# arithmetic series expressed in sigma notation

• Feb 5th 2007, 01:38 PM
kcsteven
arithmetic series expressed in sigma notation
I know that an arithmetic series of n terms can be written :
a + (a+d) + (a+2d) +...+ [a+(n-1)d] but I am not sure how to write it in sigma notation, I was thinking the lower limit would start at 1 but what about the upper limit? And since the sum of the integers is increasing each time would it be (n+1)? Could a formula be written in terms of a, d and n for the sum of this series that would make sense to me? What I am trying to say is can you explain it so I can understand it.
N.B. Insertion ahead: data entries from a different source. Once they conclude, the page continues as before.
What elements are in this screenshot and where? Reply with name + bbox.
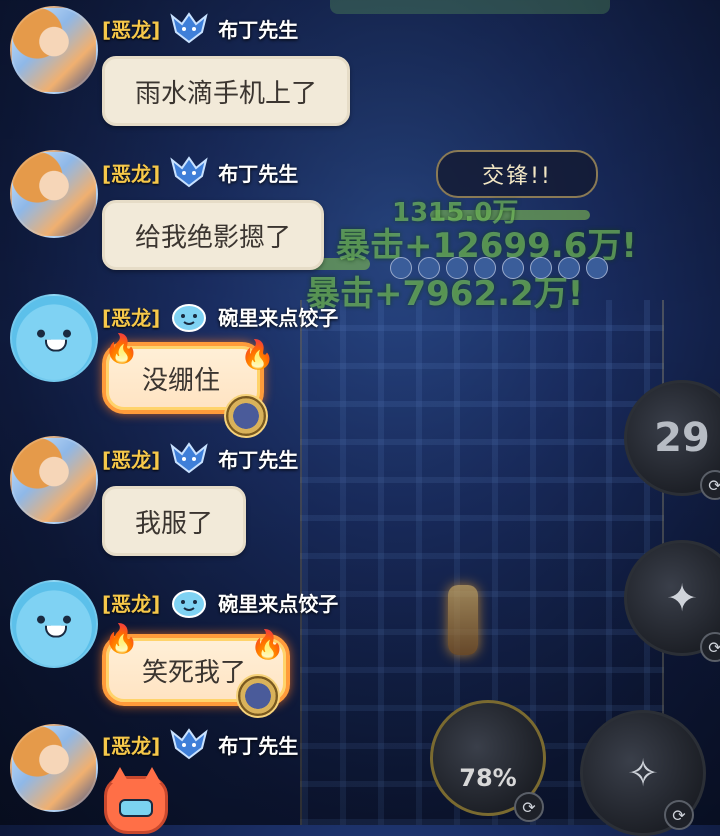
- user-line: [恶龙] 布丁先生: [102, 156, 298, 188]
- flame-icon: 🔥: [104, 332, 139, 365]
- guild-tag: [恶龙]: [102, 733, 161, 758]
- skill-cooldown: 29: [654, 415, 710, 461]
- user-line: [恶龙] 布丁先生: [102, 442, 298, 474]
- buff-icon: [502, 257, 524, 279]
- username[interactable]: 布丁先生: [218, 444, 298, 473]
- username[interactable]: 碗里来点饺子: [218, 588, 338, 617]
- user-line: [恶龙] 布丁先生: [102, 728, 298, 760]
- buff-icon: [446, 257, 468, 279]
- user-line: [恶龙] 布丁先生: [102, 12, 298, 44]
- user-line: [恶龙] 碗里来点饺子: [102, 300, 338, 332]
- buff-icon: [586, 257, 608, 279]
- guild-tag: [恶龙]: [102, 305, 161, 330]
- blue-dragon-badge-icon: [170, 728, 208, 760]
- username[interactable]: 布丁先生: [218, 730, 298, 759]
- avatar[interactable]: [10, 724, 98, 812]
- buff-icon: [474, 257, 496, 279]
- username[interactable]: 布丁先生: [218, 158, 298, 187]
- clash-label: 交锋!!: [436, 150, 598, 198]
- guild-tag: [恶龙]: [102, 447, 161, 472]
- username[interactable]: 碗里来点饺子: [218, 302, 338, 331]
- buff-icon: [390, 257, 412, 279]
- buff-icon: [418, 257, 440, 279]
- blue-dragon-badge-icon: [170, 442, 208, 474]
- player-hero: [448, 585, 478, 655]
- medal-icon: [236, 674, 280, 718]
- top-banner: [330, 0, 610, 14]
- blue-blob-badge-icon: [172, 590, 207, 618]
- red-cat-sticker-icon: [104, 767, 168, 834]
- swirl-icon: ✦: [666, 576, 698, 620]
- flame-icon: 🔥: [240, 338, 275, 371]
- guild-tag: [恶龙]: [102, 17, 161, 42]
- blob-face-icon: [33, 328, 75, 354]
- blue-dragon-badge-icon: [170, 12, 208, 44]
- guild-tag: [恶龙]: [102, 161, 161, 186]
- chat-bubble: 给我绝影摁了: [102, 200, 325, 270]
- slash-icon: ✧: [627, 751, 659, 795]
- guild-tag: [恶龙]: [102, 591, 161, 616]
- blob-face-icon: [33, 614, 75, 640]
- avatar[interactable]: [10, 294, 98, 382]
- buff-icon: [558, 257, 580, 279]
- swap-icon[interactable]: ⟳: [514, 792, 544, 822]
- flame-icon: 🔥: [250, 628, 285, 661]
- buff-icons: [390, 257, 608, 279]
- blue-blob-badge-icon: [172, 304, 207, 332]
- avatar[interactable]: [10, 436, 98, 524]
- medal-icon: [224, 394, 268, 438]
- chat-bubble: 雨水滴手机上了: [102, 56, 351, 126]
- avatar[interactable]: [10, 6, 98, 94]
- username[interactable]: 布丁先生: [218, 14, 298, 43]
- buff-icon: [530, 257, 552, 279]
- chat-bubble: 我服了: [102, 486, 247, 556]
- flame-icon: 🔥: [104, 622, 139, 655]
- avatar[interactable]: [10, 150, 98, 238]
- swap-icon[interactable]: ⟳: [664, 800, 694, 830]
- blue-dragon-badge-icon: [170, 156, 208, 188]
- user-line: [恶龙] 碗里来点饺子: [102, 586, 338, 618]
- avatar[interactable]: [10, 580, 98, 668]
- energy-percent: 78%: [459, 764, 517, 792]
I would appreciat it, I hope this makes sense to you, I don't know if this sounds logical, I am just trying to understand sums of series.
Thank you!!!!!!!!!!
Keith Stevens
• Feb 5th 2007, 02:11 PM
Plato
$\displaystyle \sum\limits_{k = 0}^{n - 1} {\left( {a + kd} \right)} = \sum\limits_{k = 1}^n {\left( {a + \left( {k - 1} \right)d} \right)}$
• Feb 5th 2007, 02:56 PM
kcsteven
an arithmetic series of n terms
:) Thank you, I guess the light goes on a little slower for some than others, I am workin on speeding up the brain but sometime when I look at a problem or a question for a long period of time and do not understand, it is nice to have this forum to help make sense of it all.